Ich kann nur davor warnen, gerade dann, wenn an der Börse die Panik ausgebrochen ist, zu verkaufen. Das geht so gut wie immer schief. Schlau ist, wer in einer solchen Situation auf der Käuferseite steht. Dazu gehören aber gute Nerven.

Und ich warne ganz inständig vor Timing-Versuchen. Ich besitze inzwischen 30 Jahre Praxis-Erfahrung an den Kapitalmärkten. Und ich habe es in 99,9% der Fälle erlebt, dass Anleger mit ihren Timing-Versuchen gescheitert sind. Ich weiß, dass man manchmal „so ein Gefühl“ hat, dass es eigentlich mit den Aktien nur nach unten gehen müsste. Und es erscheint dann als gute Idee, einfach mal zu verkaufen und abzuwarten. Sollte man tatsächlich recht haben, so kann man ja – so das Kalkül – zu niedrigeren Kursen wieder einsteigen.

Hier sind nun im Wesentlichen zwei Szenarien möglich.

a. Die Kurse steigen wider Erwarten. Dann wird der Anleger eine sehr schlechte Zeit haben und unter Umständen irgendwann später zu höheren Kursen wieder einsteigen. Oder gar nicht mehr.

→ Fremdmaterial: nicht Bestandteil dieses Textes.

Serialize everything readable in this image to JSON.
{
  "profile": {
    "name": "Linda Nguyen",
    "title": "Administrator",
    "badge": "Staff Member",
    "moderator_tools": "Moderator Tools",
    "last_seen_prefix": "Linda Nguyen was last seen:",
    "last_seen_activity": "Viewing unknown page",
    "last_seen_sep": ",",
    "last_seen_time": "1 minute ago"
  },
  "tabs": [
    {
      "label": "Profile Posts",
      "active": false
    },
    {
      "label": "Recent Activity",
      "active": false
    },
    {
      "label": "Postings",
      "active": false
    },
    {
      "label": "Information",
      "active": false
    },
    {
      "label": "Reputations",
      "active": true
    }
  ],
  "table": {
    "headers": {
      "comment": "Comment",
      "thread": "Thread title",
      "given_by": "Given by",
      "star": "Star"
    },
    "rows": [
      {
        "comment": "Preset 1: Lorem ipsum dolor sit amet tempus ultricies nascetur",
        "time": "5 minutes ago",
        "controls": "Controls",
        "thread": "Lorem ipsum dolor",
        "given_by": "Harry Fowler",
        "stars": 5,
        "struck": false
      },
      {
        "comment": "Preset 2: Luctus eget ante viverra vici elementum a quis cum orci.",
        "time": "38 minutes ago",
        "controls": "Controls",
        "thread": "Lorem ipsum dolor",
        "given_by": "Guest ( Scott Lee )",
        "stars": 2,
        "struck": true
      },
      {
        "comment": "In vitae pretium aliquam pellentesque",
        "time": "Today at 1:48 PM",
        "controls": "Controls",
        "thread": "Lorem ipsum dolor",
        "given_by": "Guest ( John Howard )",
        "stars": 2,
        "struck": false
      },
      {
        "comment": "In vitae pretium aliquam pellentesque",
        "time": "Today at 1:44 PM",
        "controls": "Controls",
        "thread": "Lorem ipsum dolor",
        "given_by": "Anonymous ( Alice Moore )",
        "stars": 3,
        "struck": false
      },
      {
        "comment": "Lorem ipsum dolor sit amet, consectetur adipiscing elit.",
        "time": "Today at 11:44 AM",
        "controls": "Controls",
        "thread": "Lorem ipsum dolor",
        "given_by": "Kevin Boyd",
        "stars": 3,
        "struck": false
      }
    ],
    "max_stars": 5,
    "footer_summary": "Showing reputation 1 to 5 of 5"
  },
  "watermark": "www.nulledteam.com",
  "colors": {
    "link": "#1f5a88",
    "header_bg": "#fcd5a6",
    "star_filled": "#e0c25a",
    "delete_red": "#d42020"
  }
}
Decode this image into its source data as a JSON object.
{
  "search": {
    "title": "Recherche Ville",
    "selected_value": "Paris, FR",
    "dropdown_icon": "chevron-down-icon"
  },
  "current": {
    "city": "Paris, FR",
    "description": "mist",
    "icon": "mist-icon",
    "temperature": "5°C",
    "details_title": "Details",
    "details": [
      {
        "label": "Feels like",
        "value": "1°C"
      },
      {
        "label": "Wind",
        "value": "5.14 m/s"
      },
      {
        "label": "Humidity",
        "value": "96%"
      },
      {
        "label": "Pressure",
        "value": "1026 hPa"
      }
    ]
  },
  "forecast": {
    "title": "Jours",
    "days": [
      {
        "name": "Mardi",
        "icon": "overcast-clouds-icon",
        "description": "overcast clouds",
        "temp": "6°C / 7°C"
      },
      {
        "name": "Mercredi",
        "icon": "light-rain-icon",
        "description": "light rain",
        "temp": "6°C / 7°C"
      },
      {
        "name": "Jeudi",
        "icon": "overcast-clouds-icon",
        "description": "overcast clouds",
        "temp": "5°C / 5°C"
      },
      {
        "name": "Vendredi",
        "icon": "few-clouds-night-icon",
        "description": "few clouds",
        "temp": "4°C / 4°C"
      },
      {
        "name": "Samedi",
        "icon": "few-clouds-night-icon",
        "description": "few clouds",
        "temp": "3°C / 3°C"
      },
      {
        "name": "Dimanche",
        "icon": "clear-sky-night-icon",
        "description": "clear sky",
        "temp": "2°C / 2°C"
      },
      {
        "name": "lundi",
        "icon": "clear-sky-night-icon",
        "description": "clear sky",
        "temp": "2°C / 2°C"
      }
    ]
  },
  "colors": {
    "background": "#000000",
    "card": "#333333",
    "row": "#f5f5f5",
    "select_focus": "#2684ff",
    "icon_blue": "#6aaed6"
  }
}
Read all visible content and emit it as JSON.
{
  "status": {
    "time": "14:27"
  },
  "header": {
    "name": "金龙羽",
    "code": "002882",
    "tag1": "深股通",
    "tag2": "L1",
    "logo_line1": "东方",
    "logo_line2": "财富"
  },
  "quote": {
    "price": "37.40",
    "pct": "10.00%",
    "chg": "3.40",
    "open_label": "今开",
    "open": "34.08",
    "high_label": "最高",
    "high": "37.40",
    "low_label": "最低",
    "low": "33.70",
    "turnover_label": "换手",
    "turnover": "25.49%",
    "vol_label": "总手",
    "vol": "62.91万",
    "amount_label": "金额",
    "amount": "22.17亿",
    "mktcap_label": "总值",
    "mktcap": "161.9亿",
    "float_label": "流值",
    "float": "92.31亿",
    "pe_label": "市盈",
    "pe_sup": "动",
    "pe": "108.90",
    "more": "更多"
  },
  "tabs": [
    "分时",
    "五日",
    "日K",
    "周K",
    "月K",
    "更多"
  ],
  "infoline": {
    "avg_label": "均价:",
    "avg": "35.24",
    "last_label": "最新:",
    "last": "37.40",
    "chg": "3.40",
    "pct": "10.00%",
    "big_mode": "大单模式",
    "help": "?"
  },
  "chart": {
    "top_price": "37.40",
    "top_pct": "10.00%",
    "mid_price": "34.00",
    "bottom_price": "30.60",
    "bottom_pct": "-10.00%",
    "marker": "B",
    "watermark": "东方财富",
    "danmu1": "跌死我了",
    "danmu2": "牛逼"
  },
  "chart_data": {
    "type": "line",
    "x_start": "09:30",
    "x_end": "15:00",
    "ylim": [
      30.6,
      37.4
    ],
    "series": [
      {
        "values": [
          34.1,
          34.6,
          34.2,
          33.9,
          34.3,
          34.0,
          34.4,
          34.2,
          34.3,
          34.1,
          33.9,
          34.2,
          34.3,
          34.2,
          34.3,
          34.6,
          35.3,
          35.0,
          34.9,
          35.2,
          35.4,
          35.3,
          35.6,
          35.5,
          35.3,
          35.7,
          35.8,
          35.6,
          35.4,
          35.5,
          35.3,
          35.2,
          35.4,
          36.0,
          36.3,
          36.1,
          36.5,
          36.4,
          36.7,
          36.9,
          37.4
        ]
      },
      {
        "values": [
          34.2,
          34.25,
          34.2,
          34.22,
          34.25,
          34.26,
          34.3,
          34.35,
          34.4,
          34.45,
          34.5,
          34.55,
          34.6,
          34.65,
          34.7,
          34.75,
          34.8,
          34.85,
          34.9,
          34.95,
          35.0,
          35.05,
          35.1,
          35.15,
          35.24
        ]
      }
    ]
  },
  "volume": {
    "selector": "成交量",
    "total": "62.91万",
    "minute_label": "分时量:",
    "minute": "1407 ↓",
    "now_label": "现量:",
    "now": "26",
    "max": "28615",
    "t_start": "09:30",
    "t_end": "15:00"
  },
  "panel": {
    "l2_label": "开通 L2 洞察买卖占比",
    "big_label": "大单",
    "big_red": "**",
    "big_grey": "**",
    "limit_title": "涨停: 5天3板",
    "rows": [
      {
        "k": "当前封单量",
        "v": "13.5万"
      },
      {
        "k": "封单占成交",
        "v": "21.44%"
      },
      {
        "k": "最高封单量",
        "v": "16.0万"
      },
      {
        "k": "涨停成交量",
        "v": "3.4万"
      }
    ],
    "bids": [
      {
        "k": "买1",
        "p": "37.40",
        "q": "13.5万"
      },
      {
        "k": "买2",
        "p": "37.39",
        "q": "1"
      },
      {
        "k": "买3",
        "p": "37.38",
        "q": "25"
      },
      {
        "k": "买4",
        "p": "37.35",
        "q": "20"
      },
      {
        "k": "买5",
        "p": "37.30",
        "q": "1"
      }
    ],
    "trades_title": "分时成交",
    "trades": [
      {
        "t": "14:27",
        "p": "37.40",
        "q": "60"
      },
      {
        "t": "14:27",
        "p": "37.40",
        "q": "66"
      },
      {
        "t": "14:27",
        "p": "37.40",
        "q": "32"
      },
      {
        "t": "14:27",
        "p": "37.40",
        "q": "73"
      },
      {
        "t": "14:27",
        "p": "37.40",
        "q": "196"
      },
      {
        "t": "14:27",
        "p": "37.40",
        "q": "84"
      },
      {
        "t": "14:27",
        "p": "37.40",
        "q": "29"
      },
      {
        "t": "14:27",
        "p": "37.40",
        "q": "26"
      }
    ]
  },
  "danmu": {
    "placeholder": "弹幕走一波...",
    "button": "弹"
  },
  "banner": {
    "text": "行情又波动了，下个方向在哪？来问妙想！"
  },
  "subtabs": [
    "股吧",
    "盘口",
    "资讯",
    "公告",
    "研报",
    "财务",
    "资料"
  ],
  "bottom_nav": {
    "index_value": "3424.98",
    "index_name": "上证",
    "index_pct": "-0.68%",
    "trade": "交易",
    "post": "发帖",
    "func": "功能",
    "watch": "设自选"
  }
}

b. Die Kurse fallen tatsächlich. Dann wird es aber für den Anleger sehr schwer sein, den richtigen Wiedereinstiegszeitpunkt zu finden. Und es ist sehr, sehr häufig so dass der beste Zeitpunkt verpasst wird, die Börse wieder dreht und schließlich die Kurse wieder höher sind als zum Verkaufzeitpunkt. Die psychische Belastung in dieser Zeit ist nicht zu unterschätzen.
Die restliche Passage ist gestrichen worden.